Here is some of the facts I discovered in researching makeup:
* Pale skin from the Middle Ages to the early 1900s was a sign of wealth.
* To achieve the look of pale skin, women sometimes actually let blood.
* Lead paint was used to lighten the skin.
* Arsenic was used in face powder during the Italian Renaissance.
* Women during the time of Queen Elizabeth wore egg whites for a “glazed” look on their faces.
* By the time of the French Restoration of the 1700s, red rouge and lipstick were popular.
* However, the “French” ways were not so acceptable with the Napoleonic era, and many other countries shunned the heavier makup.
* In the Regency era (the one I address most often in my books), a little rouge was still acceptable.
* Hair dyes were used. To prevent a low hairline, a forehead bandage dipped in vinegar in which cats dung had been steeped was worn.(“The History of Makeup”)
* White skin was still preferred as an indication of wealth. Women used whiteners and blemish removers.
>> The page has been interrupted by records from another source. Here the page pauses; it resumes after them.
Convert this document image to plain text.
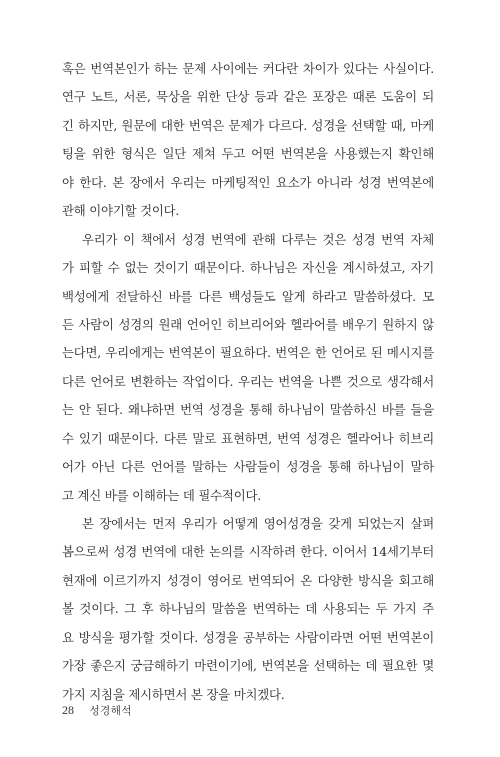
혹은 번역본인가 하는 문제 사이에는 커다란 차이가 있다는 사실이다.
연구 노트, 서론, 묵상을 위한 단상 등과 같은 포장은 때론 도움이 되
긴 하지만, 원문에 대한 번역은 문제가 다르다. 성경을 선택할 때, 마케
팅을 위한 형식은 일단 제쳐 두고 어떤 번역본을 사용했는지 확인해
야 한다. 본 장에서 우리는 마케팅적인 요소가 아니라 성경 번역본에
관해 이야기할 것이다.
우리가 이 책에서 성경 번역에 관해 다루는 것은 성경 번역 자체
가 피할 수 없는 것이기 때문이다. 하나님은 자신을 계시하셨고, 자기
백성에게 전달하신 바를 다른 백성들도 알게 하라고 말씀하셨다. 모
든 사람이 성경의 원래 언어인 히브리어와 헬라어를 배우기 원하지 않
는다면, 우리에게는 번역본이 필요하다. 번역은 한 언어로 된 메시지를
다른 언어로 변환하는 작업이다. 우리는 번역을 나쁜 것으로 생각해서
는 안 된다. 왜냐하면 번역 성경을 통해 하나님이 말씀하신 바를 들을
수 있기 때문이다. 다른 말로 표현하면, 번역 성경은 헬라어나 히브리
어가 아닌 다른 언어를 말하는 사람들이 성경을 통해 하나님이 말하
고 계신 바를 이해하는 데 필수적이다.
본 장에서는 먼저 우리가 어떻게 영어성경을 갖게 되었는지 살펴
봄으로써 성경 번역에 대한 논의를 시작하려 한다. 이어서 14세기부터
현재에 이르기까지 성경이 영어로 번역되어 온 다양한 방식을 회고해
볼 것이다. 그 후 하나님의 말씀을 번역하는 데 사용되는 두 가지 주
요 방식을 평가할 것이다. 성경을 공부하는 사람이라면 어떤 번역본이
가장 좋은지 궁금해하기 마련이기에, 번역본을 선택하는 데 필요한 몇
가지 지침을 제시하면서 본 장을 마치겠다.
28 성경해석
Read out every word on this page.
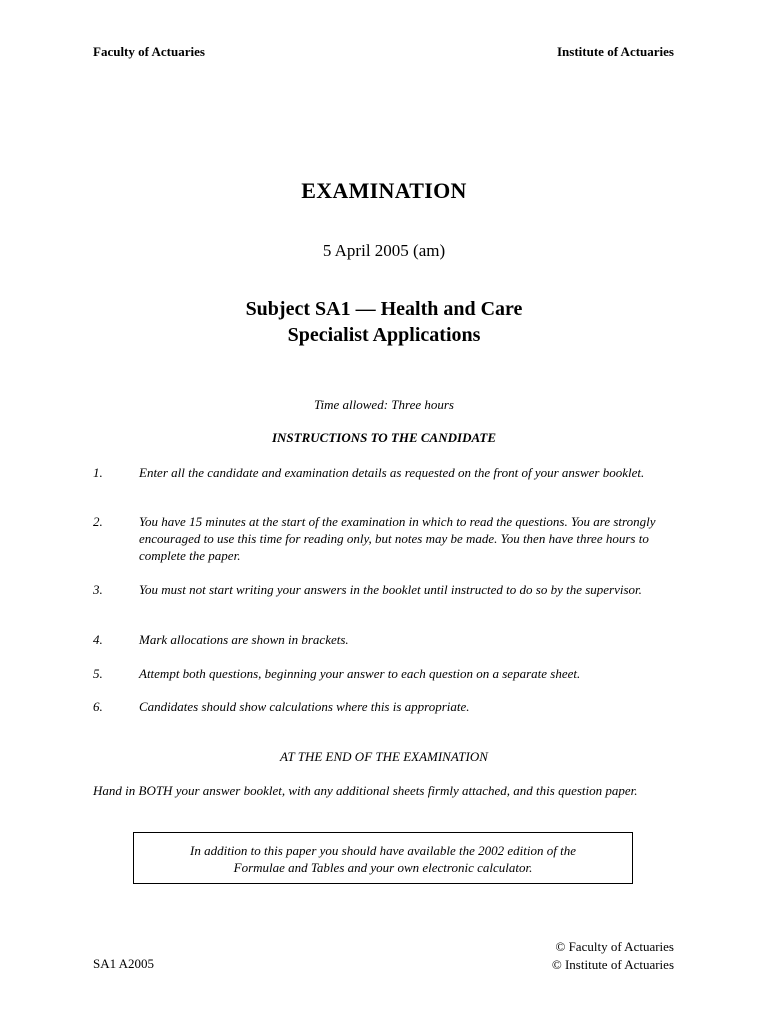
Faculty of Actuaries	Institute of Actuaries
EXAMINATION
5 April 2005 (am)
Subject SA1 — Health and Care
Specialist Applications
Time allowed: Three hours
INSTRUCTIONS TO THE CANDIDATE
1.	Enter all the candidate and examination details as requested on the front of your answer booklet.
2.	You have 15 minutes at the start of the examination in which to read the questions. You are strongly encouraged to use this time for reading only, but notes may be made. You then have three hours to complete the paper.
3.	You must not start writing your answers in the booklet until instructed to do so by the supervisor.
4.	Mark allocations are shown in brackets.
5.	Attempt both questions, beginning your answer to each question on a separate sheet.
6.	Candidates should show calculations where this is appropriate.
AT THE END OF THE EXAMINATION
Hand in BOTH your answer booklet, with any additional sheets firmly attached, and this question paper.
In addition to this paper you should have available the 2002 edition of the
Formulae and Tables and your own electronic calculator.
SA1 A2005
© Faculty of Actuaries
© Institute of Actuaries
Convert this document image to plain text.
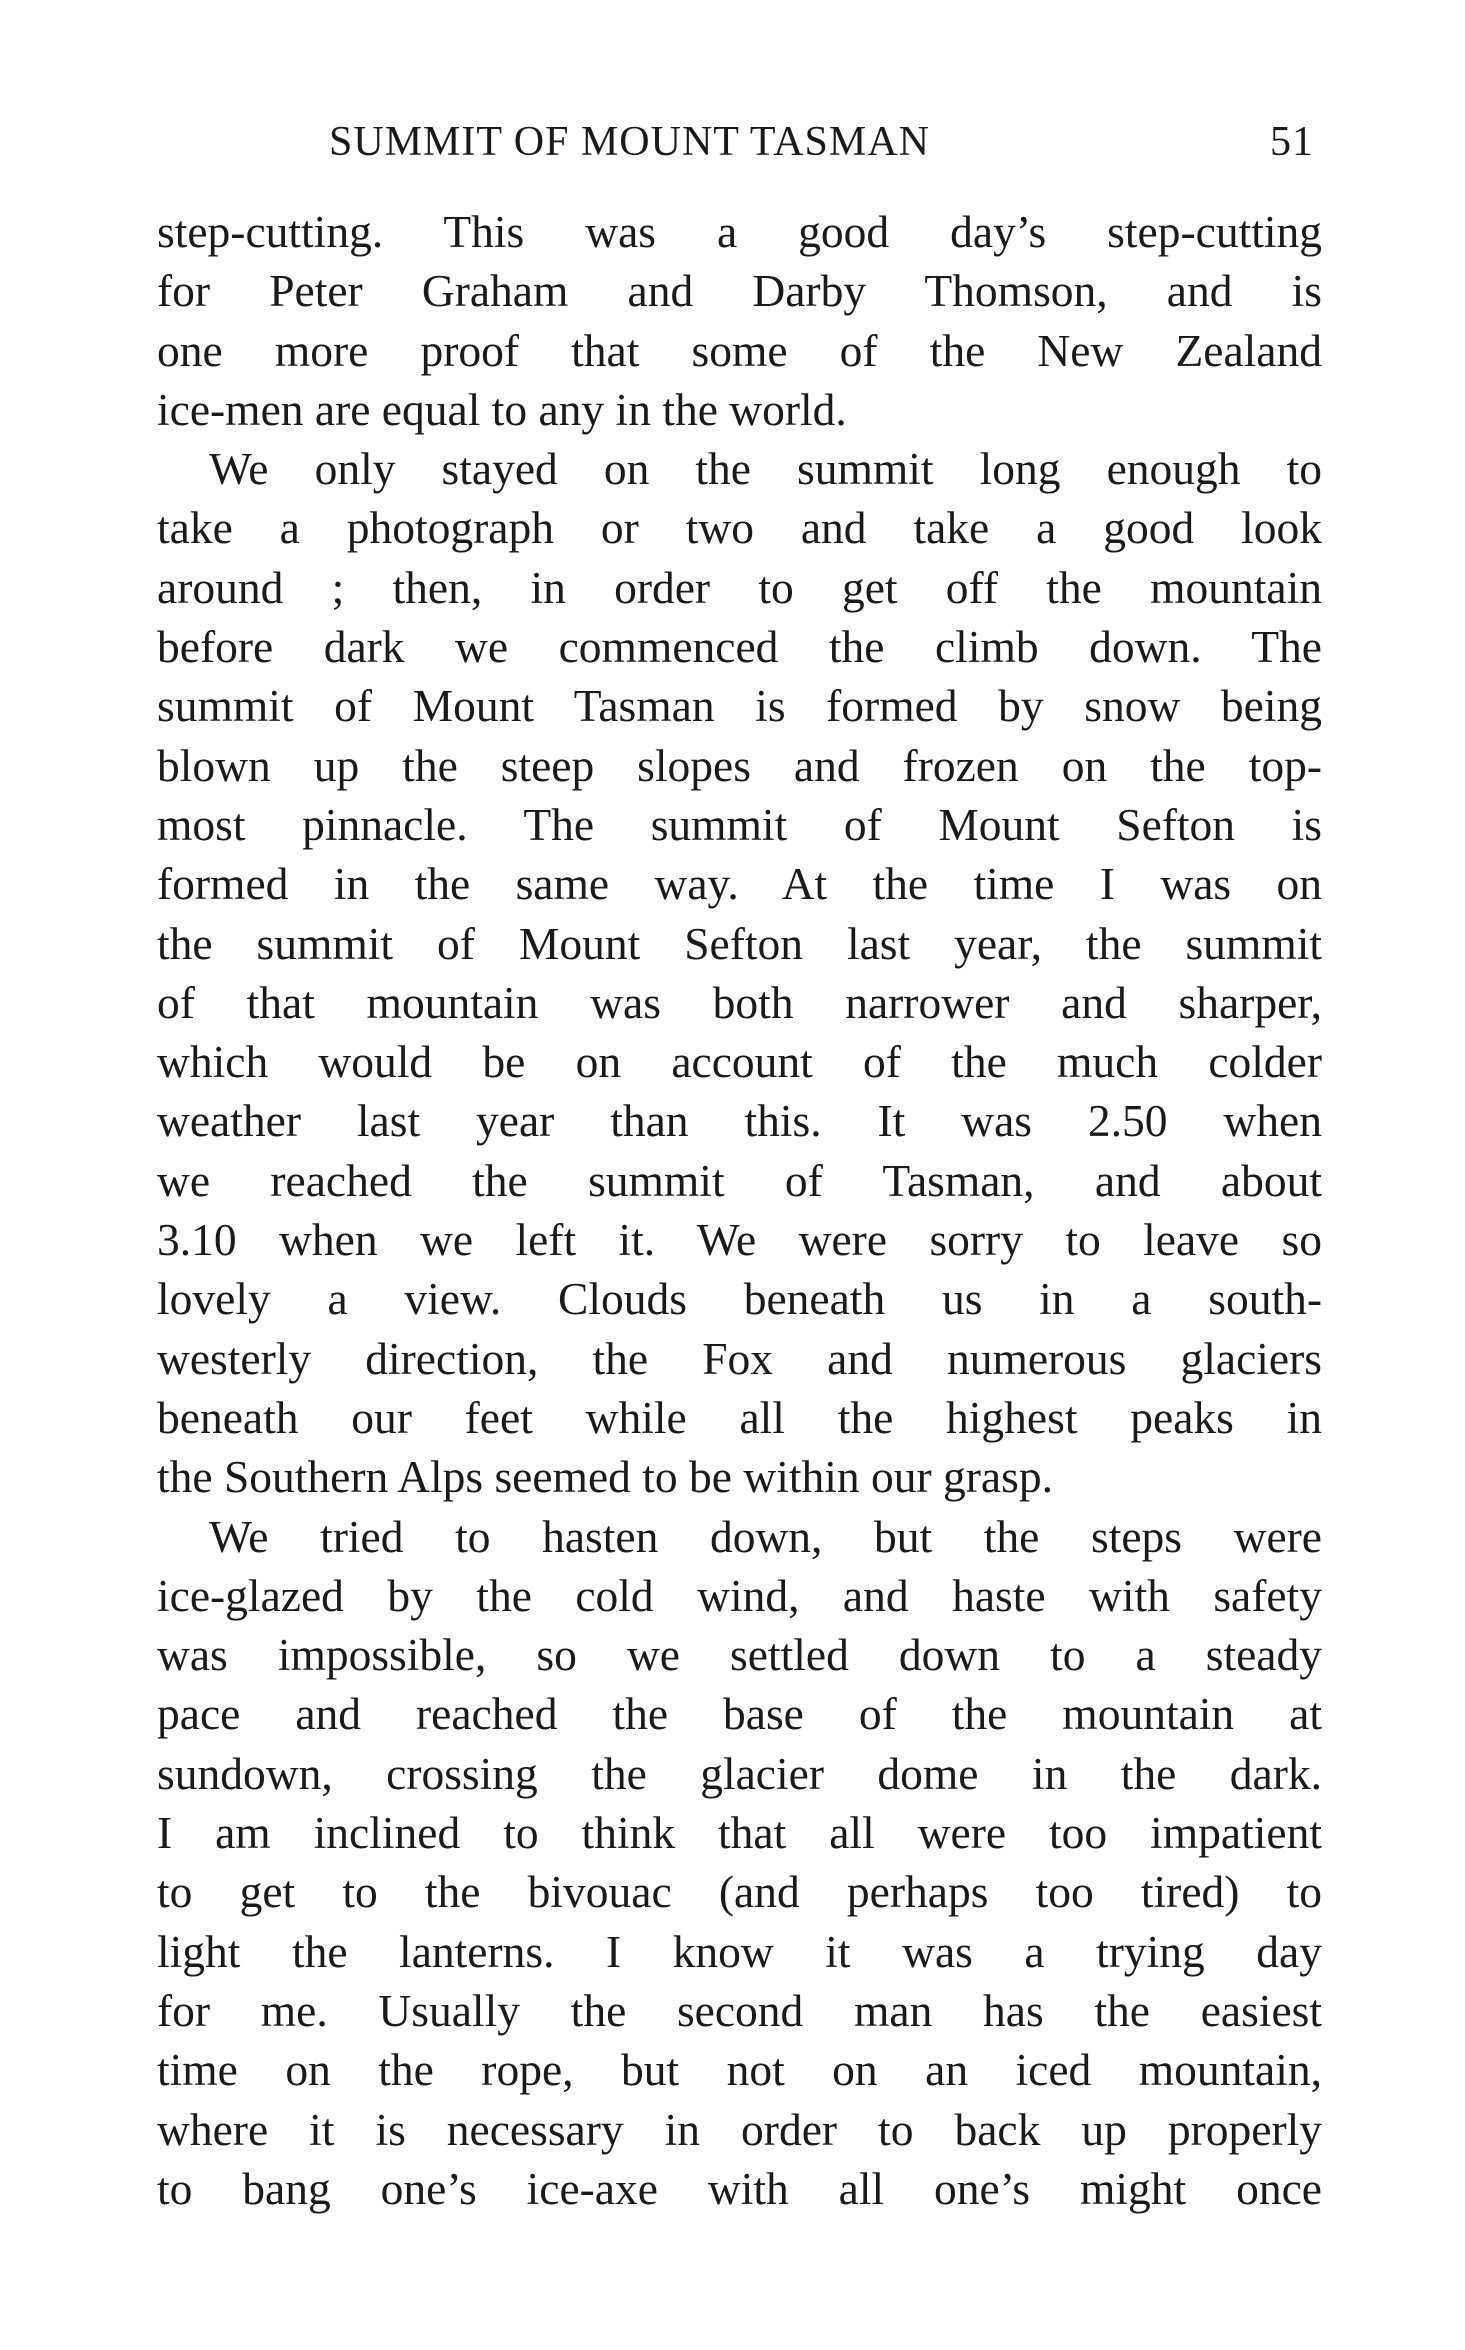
SUMMIT OF MOUNT TASMAN	51
step-cutting. This was a good day’s step-cutting
for Peter Graham and Darby Thomson, and is
one more proof that some of the New Zealand
ice-men are equal to any in the world.
We only stayed on the summit long enough to
take a photograph or two and take a good look
around ; then, in order to get off the mountain
before dark we commenced the climb down. The
summit of Mount Tasman is formed by snow being
blown up the steep slopes and frozen on the top-
most pinnacle. The summit of Mount Sefton is
formed in the same way. At the time I was on
the summit of Mount Sefton last year, the summit
of that mountain was both narrower and sharper,
which would be on account of the much colder
weather last year than this. It was 2.50 when
we reached the summit of Tasman, and about
3.10 when we left it. We were sorry to leave so
lovely a view. Clouds beneath us in a south-
westerly direction, the Fox and numerous glaciers
beneath our feet while all the highest peaks in
the Southern Alps seemed to be within our grasp.
We tried to hasten down, but the steps were
ice-glazed by the cold wind, and haste with safety
was impossible, so we settled down to a steady
pace and reached the base of the mountain at
sundown, crossing the glacier dome in the dark.
I am inclined to think that all were too impatient
to get to the bivouac (and perhaps too tired) to
light the lanterns. I know it was a trying day
for me. Usually the second man has the easiest
time on the rope, but not on an iced mountain,
where it is necessary in order to back up properly
to bang one’s ice-axe with all one’s might once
* These products were made from white lead and mercury.
* Belladonna (a known poison) was used on the eyes.
* Some makeup contained nitric acid, and coal tar was used in hair dye.
* George IV was known to use an extensive number of creams for his skin.
From “The History of Makeup” come these recipes.
Here are some beauty-tip recipes utilized during the late 1800’s:
*For freckle removal: bruise and squeeze the juice out of chick-weed, add three times its quantity of soft water, then bathe the skin for five to ten minutes morning and evening.
*As a wash for the complexion: one teaspoon of flour of sulphur and a wine glassful of lime water, well shaken and mixed with half a wine-glass of glycerine and a wine-glass of rose-water. Rub on the face every night before going to bed.
*To keep hair from turning gray: four ounces of hulls of butternuts were infused with a quart of water, to which half an ounce of copperas was added. This was to be applied with a soft brush every two to three days.
*For wrinkle removal: melt one ounce of white wax, add two ounces of juice of lily-bulbs, two ounces of honey, two drams of rose-water, and a drop or two of ottar of roses and use twice a day.